Cognitive changes and modified processing of amyloid precursor protein in the cortical and hippocampal system after cholinergic synapse loss and muscarinic receptor activation.

Abstract

A number of in vitro studies have shown that activation of muscarinic receptors by cholinergic agonists stimulates the nonamyloidogenic, alpha-secretase-processing pathway of amyloid precursor protein (APP). To determine whether increased cholinergic neurotransmission can modify the APP processing in vivo, we administered a muscarinic receptor agonist (RS86) to normal or aged rats and rats with severe basal forebrain cholinergic deficits (induced by 192 IgG-saporin). The levels of the cell-associated APP in neocortex, hippocampus, and striatum, as well as the secreted form of APP (APPs) in cerebrospinal fluid, were examined by Western blots. Additionally, we investigated the association between the altered APP levels and behavioral deficits caused by cholinergic lesions.
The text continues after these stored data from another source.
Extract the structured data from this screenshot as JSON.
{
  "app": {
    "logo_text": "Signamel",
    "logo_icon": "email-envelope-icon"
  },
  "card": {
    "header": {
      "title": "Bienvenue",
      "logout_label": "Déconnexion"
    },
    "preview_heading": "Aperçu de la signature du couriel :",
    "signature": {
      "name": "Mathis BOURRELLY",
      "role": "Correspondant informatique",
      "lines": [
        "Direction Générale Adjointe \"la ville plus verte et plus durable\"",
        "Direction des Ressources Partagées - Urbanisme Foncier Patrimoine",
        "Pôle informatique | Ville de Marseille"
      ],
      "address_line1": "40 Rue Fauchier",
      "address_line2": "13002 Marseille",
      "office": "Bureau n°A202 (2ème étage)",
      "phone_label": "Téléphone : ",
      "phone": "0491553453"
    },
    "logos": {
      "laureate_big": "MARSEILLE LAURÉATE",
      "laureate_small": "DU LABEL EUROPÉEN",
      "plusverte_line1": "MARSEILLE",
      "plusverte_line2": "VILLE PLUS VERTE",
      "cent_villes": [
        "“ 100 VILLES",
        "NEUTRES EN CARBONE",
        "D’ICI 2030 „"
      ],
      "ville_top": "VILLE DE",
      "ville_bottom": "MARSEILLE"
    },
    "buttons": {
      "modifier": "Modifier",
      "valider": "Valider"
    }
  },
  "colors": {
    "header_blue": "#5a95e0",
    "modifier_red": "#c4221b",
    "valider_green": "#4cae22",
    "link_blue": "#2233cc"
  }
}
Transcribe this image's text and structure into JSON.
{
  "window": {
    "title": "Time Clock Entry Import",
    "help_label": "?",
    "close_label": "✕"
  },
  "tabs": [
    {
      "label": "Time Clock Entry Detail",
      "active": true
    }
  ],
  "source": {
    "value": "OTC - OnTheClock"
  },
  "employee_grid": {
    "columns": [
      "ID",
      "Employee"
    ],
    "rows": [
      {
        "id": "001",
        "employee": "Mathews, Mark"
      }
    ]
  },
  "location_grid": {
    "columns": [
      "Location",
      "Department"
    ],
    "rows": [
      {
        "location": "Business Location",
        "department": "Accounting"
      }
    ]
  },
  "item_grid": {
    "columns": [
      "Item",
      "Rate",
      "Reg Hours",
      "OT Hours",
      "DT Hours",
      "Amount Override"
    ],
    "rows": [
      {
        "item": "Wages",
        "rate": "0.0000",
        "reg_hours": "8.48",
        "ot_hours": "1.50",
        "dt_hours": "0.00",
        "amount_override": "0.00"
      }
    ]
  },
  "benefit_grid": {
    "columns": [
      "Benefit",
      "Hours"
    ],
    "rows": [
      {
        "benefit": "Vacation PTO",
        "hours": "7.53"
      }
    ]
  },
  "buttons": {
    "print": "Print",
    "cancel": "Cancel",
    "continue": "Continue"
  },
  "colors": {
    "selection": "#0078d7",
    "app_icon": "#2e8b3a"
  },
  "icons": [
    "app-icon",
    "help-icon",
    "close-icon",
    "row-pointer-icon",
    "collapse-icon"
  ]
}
We found that treatment with muscarinic receptor agonist resulted in decreased APP levels in neocortex and hippocampus and increased levels of APPs in cerebrospinal fluid. Regulation of APP processing by the muscarinic agonist treatment occurred not only in normal rats, but also in aged and cholinergic denervated rats that model this aspect of Alzheimer's disease. Interestingly, we found that elevation of APP in neocortex correlated with the cognitive deficits in water-maze testing of rats with cholinergic dysfunction. These data indicate that increased cholinergic neurotransmission can enhance nonamyloidogenic APP processing in intact and lesioned rats and that APP may be involved in cognitive performance.